CHARLOTTE — Government is a different animal from a business. But that doesn’t mean city and county governments can’t benefit from applying some basic business practices to how they operate.
The city of Charlotte’s attempts to negotiate with the National Football League’s Carolina Panthers over stadium improvements offer a perfect example of ignoring business basics.
The Panthers moved into their current home at what is now called Bank of America Stadium in 1996. A 16-year-old venue that’s undergone few renovations is almost ancient by NFL standards. The Panthers are well aware of this and are planning a stadium refit.
The team has said little about what that might involve, though, beyond the latest-generation scoreboards and, perhaps, escalators to the upper level of the stadium. Adding a dome apparently is not envisioned. And no cost estimate has been released.
This general lack of detail hasn’t stopped many Charlotte leaders from freaking out and offering to help pay for improvements at the privately owned stadium.
There are 32 teams in the NFL. None plays in Los Angeles, a fact that’s not lost on the Queen City’s movers and shakers. Charlotte Chamber President Bob Morgan told the Charlotte Business Journal that he was quite concerned that the Panthers might move out west. “That reality scares the hell out of me,” he said. “It’s sobering.”
Among the things Morgan and others find frightening is that the Panthers own their own stadium. There is no lease tying the team to Charlotte.

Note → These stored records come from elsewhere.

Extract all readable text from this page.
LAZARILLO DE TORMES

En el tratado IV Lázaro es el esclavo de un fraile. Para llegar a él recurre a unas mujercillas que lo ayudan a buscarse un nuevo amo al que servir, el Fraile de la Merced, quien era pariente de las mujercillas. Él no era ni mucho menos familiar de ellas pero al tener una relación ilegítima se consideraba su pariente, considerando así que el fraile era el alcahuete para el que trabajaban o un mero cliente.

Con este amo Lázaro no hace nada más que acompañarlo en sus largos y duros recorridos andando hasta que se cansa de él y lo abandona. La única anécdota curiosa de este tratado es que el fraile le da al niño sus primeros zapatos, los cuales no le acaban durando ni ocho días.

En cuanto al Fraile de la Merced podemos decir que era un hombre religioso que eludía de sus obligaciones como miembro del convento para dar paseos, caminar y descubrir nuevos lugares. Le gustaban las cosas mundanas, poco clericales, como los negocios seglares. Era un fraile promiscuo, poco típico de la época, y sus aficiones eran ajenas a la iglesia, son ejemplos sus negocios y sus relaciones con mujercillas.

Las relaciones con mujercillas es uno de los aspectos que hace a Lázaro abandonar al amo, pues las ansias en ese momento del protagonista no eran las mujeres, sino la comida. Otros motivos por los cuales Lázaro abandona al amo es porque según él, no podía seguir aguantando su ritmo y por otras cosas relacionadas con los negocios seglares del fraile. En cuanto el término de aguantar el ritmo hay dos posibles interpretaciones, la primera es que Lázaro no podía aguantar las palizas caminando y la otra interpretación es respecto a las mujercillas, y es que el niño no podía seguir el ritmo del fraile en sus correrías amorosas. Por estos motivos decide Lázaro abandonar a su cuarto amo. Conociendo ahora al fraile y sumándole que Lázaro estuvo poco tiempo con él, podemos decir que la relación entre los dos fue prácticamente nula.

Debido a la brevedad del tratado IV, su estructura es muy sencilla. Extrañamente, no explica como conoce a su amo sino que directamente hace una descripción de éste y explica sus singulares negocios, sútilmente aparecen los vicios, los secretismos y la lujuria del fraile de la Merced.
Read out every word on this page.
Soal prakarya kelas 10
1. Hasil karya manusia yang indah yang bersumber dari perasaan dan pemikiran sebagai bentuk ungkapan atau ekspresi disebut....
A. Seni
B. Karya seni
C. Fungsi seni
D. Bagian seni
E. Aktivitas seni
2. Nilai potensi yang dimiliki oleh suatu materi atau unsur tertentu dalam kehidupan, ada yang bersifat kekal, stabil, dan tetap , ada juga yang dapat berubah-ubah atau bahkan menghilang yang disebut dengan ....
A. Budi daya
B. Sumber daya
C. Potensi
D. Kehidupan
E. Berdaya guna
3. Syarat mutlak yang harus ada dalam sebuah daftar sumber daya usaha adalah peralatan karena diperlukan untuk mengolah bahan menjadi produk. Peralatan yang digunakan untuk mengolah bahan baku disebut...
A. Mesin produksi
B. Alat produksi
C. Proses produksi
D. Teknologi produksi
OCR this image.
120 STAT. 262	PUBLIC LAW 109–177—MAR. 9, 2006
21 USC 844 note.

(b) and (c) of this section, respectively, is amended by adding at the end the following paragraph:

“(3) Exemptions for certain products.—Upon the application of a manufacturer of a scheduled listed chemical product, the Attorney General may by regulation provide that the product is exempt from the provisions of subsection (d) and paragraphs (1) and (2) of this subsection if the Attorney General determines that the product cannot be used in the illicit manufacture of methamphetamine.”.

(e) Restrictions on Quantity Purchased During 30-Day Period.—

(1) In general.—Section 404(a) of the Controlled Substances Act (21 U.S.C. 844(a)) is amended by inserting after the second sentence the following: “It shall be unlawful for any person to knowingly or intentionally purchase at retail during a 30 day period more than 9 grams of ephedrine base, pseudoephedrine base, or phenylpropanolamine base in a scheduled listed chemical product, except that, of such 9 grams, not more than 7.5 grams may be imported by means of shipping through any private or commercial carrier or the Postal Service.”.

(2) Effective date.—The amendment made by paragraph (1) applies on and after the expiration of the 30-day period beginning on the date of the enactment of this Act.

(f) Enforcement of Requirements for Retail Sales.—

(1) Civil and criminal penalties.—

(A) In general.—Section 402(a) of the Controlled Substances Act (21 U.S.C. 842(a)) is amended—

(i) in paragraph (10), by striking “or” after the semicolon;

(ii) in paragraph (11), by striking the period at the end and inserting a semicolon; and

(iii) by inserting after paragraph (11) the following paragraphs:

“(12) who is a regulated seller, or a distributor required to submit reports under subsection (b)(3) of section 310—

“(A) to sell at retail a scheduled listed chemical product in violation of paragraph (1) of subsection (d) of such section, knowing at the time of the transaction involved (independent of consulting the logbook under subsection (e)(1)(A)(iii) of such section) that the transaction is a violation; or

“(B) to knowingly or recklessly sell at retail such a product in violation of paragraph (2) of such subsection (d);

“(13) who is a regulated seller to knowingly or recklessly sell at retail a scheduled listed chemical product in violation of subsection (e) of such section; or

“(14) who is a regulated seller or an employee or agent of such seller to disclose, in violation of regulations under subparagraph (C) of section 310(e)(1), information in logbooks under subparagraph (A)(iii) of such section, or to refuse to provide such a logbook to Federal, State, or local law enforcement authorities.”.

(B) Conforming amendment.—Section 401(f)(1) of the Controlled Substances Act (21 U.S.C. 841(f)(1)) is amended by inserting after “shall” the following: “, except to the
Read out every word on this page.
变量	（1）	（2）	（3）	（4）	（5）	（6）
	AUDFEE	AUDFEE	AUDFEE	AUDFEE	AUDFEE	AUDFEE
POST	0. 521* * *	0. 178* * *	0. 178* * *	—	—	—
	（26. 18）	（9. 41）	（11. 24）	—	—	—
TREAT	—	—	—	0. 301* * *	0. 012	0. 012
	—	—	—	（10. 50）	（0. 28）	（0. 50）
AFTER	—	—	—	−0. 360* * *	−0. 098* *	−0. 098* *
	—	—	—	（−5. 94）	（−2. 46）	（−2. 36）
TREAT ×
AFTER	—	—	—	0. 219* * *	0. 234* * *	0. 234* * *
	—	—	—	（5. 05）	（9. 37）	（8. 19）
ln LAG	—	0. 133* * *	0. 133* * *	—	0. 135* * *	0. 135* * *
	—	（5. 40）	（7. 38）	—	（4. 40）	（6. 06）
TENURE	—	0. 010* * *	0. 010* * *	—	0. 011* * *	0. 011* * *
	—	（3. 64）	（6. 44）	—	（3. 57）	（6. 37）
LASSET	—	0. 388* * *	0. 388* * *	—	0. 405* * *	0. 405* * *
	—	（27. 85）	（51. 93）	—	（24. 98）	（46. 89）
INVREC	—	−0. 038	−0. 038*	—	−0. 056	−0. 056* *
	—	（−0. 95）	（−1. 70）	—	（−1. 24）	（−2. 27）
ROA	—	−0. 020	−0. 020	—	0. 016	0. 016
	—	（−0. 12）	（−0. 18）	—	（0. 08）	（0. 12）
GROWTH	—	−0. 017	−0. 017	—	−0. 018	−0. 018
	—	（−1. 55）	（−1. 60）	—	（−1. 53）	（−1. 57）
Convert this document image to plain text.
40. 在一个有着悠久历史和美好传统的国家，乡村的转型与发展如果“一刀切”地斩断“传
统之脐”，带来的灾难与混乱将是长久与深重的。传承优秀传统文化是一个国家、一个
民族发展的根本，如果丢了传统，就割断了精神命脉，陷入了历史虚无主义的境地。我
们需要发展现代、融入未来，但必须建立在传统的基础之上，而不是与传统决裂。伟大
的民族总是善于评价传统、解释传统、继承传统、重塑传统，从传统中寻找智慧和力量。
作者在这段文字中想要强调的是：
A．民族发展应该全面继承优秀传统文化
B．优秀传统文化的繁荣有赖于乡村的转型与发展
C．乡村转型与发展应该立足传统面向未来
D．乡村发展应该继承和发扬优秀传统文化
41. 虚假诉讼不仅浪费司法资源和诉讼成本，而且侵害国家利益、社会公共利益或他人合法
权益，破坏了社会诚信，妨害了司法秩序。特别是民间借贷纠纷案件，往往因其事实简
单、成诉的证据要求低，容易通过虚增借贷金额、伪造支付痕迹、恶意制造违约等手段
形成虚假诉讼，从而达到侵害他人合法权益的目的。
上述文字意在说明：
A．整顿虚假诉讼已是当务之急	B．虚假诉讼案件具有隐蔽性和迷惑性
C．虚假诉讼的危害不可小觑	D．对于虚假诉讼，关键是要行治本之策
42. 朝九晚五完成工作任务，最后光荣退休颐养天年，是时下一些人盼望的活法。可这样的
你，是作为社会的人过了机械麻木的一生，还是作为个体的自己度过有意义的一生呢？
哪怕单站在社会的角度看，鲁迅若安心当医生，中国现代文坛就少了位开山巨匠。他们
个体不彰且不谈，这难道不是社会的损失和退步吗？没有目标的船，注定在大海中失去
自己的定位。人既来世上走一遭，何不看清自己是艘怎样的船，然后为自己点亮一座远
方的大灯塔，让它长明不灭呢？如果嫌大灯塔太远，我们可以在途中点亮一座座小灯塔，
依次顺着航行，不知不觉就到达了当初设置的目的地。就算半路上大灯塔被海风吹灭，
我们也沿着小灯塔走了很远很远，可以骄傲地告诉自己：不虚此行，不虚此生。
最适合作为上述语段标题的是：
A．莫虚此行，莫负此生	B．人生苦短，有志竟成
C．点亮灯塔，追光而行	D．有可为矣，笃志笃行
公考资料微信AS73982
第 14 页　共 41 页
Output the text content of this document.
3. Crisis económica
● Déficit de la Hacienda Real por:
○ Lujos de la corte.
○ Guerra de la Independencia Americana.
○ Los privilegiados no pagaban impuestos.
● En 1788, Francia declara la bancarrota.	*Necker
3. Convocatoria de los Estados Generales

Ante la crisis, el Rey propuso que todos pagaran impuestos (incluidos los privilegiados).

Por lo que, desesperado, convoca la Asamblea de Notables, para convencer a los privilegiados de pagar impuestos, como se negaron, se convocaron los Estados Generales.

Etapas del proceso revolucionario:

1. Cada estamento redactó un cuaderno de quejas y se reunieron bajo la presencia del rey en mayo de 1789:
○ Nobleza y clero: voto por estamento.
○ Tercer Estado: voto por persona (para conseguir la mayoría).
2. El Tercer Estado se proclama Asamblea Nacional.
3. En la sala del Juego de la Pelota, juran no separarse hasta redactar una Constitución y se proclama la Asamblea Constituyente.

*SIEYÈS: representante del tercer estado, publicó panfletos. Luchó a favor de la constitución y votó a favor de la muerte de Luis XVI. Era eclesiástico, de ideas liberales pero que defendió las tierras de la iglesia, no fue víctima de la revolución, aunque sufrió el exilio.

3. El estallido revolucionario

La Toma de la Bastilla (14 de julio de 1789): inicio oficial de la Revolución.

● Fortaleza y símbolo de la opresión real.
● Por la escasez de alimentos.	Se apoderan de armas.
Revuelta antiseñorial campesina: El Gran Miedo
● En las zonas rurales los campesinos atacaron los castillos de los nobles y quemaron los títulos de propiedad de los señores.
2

This view is odd. Since the Panthers own the stadium, they are less likely to leave town — to move would render an expensive asset essentially worthless while the team would continue to be on the hook for property taxes.
The city, meanwhile, has taken this fear to the next level. In October, Charlotte City Council voted for city staff to see how much public money the Panthers wanted toward the upgrades.
And the council wants more than information on how big a check the city should write the Panthers. Primary team owner Jerry Richardson is 76 and has had a heart transplant. He has not announced what will happen to the franchise after he is no longer capable of running it.
“What’s he going to do with the team?” The Charlotte Observer quoted council member Claire Fallon as asking. “We need to know about the succession plan. I think it’s smart business for the council to look ahead.”
This is lame-brained reasoning. Negotiating is a game, which the city is playing poorly. In a process placing great value on information, it’s generally best not to make the first offer. Charlotte City Council has let the Panthers know it’s negotiating out of fear and is willing to spend a lot of money before knowing what it might be asked to pay for.
Succession plans for privately owned businesses are none of the government’s concern. And in any case, city leaders don’t need to know the succession plan. It could change tomorrow. Or next year. Or the day after upgrades are complete.
More importantly, any succession problems are most likely to emerge after a succession occurred– when personality conflicts, divided loyalties, distracted management, or a desire to move would play out.
The majority of city council members are seeking assurances where none can exist. In doing so, Fallon and friends are demonstrating a lack of confidence that Charlotte is viable as an NFL market, further undermining the city’s negotiating position.
A private business that consistently engaged in such poor negotiating practices likely would go bust. Cities can’t go out of business, but their mistakes can cost their residents dearly.
Michael Lowrey is an associate editor of Carolina Journal.